Will Adamsdale (Alexander) was unfortunately unable to perform in the performance I saw due to a back injury. The company coped admirably with the stand-in reading from the script, the structure and content of the piece still shining through the delivery. In a way, Alexander’s characterization was also helped along; he seemed dull against the vibrant players in his life, his indecision about his private life heightened.

Fraser Ayres gives an incredible performance as Stuart Shorter – a demanding physical and emotional role. Ayres takes on the contortions of muscular dystrophy unfalteringly and inhabits each seemingly irrational outburst. A challenging character superbly performed.

The initial set-up of the protest to release the imprisoned charity workers is enjoyable, a great example of the gentle yet clear physical vocabulary used throughout the piece. This vocabulary is also used throughout in partnership with the set. Comprised from two metal structures which revolve to transform between bedrooms and offices, the set is also skillfully supported by the cast who appear as bookcases and shelves. The action is built up from the sides as the actors sit and watch the action and fetch props.

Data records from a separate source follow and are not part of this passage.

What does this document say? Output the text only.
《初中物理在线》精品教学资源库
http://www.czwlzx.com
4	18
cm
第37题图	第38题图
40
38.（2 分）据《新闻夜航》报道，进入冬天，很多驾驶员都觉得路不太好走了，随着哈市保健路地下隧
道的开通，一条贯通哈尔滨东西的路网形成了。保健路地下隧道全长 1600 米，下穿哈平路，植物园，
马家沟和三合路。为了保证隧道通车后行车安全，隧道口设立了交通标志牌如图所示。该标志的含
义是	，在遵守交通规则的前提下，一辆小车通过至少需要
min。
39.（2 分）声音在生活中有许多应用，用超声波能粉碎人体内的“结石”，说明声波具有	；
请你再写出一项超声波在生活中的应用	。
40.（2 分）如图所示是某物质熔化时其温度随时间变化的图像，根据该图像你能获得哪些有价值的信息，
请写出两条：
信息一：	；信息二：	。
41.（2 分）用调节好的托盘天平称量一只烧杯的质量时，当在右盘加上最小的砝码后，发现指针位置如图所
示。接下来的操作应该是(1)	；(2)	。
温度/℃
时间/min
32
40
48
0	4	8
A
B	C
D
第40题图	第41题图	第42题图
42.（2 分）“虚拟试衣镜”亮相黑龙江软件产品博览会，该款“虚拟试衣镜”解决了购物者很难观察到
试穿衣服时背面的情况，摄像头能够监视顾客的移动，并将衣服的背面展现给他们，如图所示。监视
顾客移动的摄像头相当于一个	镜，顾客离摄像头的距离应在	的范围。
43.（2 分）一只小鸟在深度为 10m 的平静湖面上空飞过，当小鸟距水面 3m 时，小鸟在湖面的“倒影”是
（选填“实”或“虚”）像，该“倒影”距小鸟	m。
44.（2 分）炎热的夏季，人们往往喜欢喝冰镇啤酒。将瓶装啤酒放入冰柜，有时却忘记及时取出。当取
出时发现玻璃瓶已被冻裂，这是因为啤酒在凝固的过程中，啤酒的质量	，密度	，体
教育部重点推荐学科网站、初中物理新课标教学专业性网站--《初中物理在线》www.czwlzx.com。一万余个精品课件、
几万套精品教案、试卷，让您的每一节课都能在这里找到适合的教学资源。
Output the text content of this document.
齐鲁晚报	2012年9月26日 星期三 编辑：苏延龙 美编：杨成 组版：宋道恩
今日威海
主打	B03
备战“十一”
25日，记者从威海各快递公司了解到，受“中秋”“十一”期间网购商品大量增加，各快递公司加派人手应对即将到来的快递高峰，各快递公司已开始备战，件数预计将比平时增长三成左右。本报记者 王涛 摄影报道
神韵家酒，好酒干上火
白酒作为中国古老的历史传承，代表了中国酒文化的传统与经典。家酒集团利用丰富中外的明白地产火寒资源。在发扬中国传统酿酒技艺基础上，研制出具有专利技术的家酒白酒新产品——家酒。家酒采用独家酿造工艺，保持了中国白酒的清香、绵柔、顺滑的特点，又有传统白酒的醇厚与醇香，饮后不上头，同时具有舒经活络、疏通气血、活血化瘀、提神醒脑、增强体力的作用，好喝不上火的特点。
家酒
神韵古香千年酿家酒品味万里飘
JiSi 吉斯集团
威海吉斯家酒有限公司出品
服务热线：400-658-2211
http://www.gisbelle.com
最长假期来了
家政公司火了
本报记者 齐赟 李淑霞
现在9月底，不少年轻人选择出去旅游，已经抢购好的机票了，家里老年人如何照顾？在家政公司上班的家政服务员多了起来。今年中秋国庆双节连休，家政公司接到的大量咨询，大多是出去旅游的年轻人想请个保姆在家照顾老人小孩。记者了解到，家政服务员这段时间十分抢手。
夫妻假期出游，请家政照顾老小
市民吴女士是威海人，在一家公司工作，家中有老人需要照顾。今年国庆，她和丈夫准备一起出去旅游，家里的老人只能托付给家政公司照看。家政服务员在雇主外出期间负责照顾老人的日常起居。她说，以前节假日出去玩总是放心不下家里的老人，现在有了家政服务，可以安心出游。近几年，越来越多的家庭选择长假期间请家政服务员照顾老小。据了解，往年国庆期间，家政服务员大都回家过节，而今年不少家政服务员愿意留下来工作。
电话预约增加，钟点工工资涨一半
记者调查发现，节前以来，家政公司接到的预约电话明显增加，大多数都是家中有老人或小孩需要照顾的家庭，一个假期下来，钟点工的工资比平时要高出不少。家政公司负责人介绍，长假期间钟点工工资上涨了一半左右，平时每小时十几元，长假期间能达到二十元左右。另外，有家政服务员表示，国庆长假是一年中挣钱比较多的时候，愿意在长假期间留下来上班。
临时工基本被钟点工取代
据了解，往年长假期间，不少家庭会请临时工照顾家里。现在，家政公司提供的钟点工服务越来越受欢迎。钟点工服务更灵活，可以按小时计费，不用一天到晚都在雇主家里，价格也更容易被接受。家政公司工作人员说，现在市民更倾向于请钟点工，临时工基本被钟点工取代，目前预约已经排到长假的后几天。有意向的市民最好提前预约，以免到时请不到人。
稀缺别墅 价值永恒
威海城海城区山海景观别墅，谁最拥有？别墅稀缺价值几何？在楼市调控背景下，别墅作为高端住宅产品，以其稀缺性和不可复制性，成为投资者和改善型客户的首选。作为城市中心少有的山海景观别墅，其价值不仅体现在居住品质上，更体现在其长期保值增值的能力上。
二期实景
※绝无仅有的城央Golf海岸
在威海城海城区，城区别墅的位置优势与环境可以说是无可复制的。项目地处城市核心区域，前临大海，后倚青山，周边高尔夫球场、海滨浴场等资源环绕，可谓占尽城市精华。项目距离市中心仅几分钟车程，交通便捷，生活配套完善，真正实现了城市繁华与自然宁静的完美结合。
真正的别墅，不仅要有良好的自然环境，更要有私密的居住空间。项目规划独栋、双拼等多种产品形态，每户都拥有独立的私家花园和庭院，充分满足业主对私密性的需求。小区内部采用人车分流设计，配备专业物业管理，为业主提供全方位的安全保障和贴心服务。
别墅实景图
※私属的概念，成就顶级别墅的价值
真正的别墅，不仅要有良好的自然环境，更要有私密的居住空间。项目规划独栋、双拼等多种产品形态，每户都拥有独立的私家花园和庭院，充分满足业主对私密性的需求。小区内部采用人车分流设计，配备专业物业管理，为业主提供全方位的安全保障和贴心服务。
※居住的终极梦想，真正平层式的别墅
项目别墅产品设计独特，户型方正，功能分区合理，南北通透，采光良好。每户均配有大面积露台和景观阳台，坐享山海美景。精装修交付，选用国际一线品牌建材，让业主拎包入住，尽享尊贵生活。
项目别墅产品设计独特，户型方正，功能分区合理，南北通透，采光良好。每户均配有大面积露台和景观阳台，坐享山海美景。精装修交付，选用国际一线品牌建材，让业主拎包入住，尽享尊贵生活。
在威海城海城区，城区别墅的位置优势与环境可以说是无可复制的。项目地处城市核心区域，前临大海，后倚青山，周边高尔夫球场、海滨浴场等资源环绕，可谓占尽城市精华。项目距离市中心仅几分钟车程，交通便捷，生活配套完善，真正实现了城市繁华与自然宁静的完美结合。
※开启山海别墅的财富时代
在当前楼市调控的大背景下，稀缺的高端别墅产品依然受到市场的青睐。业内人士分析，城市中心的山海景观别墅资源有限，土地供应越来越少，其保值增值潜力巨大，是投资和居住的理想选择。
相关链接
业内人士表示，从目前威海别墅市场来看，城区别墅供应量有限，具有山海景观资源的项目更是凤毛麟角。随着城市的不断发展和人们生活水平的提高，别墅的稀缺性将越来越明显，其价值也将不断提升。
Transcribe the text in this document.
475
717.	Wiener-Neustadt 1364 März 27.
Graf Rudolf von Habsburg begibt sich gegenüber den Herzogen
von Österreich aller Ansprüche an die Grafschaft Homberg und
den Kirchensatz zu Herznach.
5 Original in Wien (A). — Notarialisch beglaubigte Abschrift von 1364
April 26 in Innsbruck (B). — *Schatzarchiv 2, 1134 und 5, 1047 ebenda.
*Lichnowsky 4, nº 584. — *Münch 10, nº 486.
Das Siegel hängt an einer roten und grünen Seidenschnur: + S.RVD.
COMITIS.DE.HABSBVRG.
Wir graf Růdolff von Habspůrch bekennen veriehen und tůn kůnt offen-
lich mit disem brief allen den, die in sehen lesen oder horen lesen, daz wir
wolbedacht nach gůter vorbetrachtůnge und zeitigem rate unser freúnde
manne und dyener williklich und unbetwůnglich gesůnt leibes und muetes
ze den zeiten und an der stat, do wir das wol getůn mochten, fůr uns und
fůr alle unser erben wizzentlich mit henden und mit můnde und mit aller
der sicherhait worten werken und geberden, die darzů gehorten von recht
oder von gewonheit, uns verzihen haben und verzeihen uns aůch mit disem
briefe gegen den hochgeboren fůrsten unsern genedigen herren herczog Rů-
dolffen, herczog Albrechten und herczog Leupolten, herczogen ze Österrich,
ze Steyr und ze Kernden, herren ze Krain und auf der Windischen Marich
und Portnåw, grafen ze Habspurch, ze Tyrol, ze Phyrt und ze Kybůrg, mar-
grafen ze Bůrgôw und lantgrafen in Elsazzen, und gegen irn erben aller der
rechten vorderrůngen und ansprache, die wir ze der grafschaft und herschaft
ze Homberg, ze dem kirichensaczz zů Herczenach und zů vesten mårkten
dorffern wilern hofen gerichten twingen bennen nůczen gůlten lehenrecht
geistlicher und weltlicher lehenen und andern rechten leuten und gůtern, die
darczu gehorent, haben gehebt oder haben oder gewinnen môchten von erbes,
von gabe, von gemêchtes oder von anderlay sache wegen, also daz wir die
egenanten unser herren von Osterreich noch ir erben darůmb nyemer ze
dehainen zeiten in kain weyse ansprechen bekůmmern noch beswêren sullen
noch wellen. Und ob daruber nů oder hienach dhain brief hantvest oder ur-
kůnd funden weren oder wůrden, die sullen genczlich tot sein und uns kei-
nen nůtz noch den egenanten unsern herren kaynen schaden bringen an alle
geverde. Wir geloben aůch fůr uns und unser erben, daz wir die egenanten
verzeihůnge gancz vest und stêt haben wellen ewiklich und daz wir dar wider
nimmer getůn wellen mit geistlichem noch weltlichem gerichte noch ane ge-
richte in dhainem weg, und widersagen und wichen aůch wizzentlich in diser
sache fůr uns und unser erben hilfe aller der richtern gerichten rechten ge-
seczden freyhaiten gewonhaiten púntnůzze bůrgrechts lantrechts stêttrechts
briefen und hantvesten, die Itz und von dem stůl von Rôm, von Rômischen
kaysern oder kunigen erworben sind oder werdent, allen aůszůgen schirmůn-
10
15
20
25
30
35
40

Ultimately, running at 90 minutes, Stuart: A Life Backwards is over-long, testing the attention of the audience despite the stellar performances. This is partly because the idea behind the script – to reveal the causes for Stuart’s violence and maladjustment at the end – means that the main body of the piece lacks an essential drama. The exposure when it comes is suitably shocking, however the large swathes in the middle concerning Alexander’s over-working and bad writing could be condensed to deliver more of a punch.